Fire in a Village with a Tavern
oil, canvas, 82 x 105 cm
NG S 815, National Gallery of Slovenia, Ljubljana
On the first of these two paintings – which are pendants – we see fire and big clouds of smoke billowing out of the house in the middle, which is built of stone and wood. The fire has frightened a joyous company in the tavern in the foreground, interrupted a couple’s dance and scattered the drinkers who were sitting around a table. There is a sundial on the wall of the house on the right. On the second painting wildly flickering flames have forced the occupants of the houses to flee to safety half naked: on the right a farmer is trying to save his livestock from a stable. Other men are attempting to extinguish the fire with water and climbing a ladder; on the left we see a horse dragging a tub full of water.

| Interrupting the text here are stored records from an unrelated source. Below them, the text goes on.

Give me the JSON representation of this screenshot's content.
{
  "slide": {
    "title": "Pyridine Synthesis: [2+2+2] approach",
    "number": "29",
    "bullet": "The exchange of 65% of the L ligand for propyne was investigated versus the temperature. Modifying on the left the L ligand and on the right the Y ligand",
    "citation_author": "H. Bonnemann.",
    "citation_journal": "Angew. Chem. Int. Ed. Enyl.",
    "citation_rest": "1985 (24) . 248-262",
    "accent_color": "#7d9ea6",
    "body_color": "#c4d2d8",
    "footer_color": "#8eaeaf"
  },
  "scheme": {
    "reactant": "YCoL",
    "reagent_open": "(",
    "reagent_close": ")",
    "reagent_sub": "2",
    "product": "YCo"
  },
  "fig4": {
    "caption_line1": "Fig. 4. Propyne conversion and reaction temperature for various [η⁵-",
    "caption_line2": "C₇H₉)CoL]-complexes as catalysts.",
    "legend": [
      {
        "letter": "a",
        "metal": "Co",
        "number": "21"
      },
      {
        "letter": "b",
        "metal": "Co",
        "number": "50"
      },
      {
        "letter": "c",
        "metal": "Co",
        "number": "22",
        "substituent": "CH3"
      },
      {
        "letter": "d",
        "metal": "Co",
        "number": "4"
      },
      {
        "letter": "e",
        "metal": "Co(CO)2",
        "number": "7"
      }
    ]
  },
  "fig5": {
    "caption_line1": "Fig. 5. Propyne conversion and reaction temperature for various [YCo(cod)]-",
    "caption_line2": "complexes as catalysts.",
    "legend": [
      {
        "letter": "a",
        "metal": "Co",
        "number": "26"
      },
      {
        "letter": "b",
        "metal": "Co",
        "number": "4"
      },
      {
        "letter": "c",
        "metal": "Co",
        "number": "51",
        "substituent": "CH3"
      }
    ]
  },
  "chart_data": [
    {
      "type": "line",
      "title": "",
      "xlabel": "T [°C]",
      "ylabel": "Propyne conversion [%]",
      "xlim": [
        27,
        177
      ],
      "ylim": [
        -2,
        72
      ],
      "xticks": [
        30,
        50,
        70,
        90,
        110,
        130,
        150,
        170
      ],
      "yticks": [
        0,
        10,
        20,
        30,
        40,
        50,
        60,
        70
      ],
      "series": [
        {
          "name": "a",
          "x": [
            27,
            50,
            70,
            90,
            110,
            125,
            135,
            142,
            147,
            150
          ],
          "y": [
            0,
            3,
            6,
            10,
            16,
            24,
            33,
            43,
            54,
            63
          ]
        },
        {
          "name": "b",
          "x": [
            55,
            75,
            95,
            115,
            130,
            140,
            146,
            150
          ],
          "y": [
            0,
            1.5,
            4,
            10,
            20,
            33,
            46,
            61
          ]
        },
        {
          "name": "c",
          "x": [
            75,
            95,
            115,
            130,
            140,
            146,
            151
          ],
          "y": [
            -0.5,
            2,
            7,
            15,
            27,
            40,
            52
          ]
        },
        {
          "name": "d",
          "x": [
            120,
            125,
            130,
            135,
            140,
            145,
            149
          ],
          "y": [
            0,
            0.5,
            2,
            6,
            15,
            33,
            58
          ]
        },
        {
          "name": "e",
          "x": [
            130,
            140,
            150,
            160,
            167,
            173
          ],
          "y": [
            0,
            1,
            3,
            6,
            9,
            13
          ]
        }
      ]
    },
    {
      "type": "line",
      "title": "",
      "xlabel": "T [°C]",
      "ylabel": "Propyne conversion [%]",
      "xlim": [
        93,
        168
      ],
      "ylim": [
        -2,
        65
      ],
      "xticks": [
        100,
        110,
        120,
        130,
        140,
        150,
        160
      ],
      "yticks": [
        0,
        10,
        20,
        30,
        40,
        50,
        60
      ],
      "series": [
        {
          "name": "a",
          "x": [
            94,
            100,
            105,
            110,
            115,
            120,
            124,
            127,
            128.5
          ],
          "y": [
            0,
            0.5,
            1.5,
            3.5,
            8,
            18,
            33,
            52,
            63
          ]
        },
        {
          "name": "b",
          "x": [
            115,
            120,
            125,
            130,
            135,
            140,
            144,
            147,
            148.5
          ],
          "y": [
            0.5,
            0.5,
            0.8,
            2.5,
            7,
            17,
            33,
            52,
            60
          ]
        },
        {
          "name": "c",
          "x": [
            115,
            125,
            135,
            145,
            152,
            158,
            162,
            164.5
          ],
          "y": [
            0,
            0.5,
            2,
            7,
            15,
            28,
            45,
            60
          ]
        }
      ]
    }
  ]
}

It may be that these are scenes of some historical event, or that they have some moral import: fire as punishment for the sinners thronging the tavern. The tentative attribution of these paintings to Gillis van Valckenborch is based on the traditional record Valkenburg, with which the paintings were catalogued in the Landesbildergalerie in Graz, on the style, and also on the motif. The style of both pictures does in fact have considerable affinity with Gillis’ signed painting in Braunschweig, in particular in the presentation of the forms and in the brushwork, which interprets motifs and models of northern Mannerism, particularly evident in the second picture. Fires must have been one of Gillis’ favourite motifs, since the sources mention a large painting, the Burning of Troy, lost or destroyed today, which was also in Braunschweig until 1714.
Restored: 1983, Kemal Selmanović.
Provenance: Collection of the Counts of Attems in Graz (entail); LBG 52 and 96 (van Valkenburg: Nocturnal Fire, Dutch, 17C); Rogaška Slatina spa, 1903; Narodna galerija, Ljubljana, 1932, old Inv. No. 455 and 456 (17C paintings).
Exhibition: 1983, Ljubljana, Nos. 86 and 87.
Lit.: Zeri [& Rozman] 1983, pp. 157–158, Cat. Nos. 86 and 87, Fig. 87 and 88.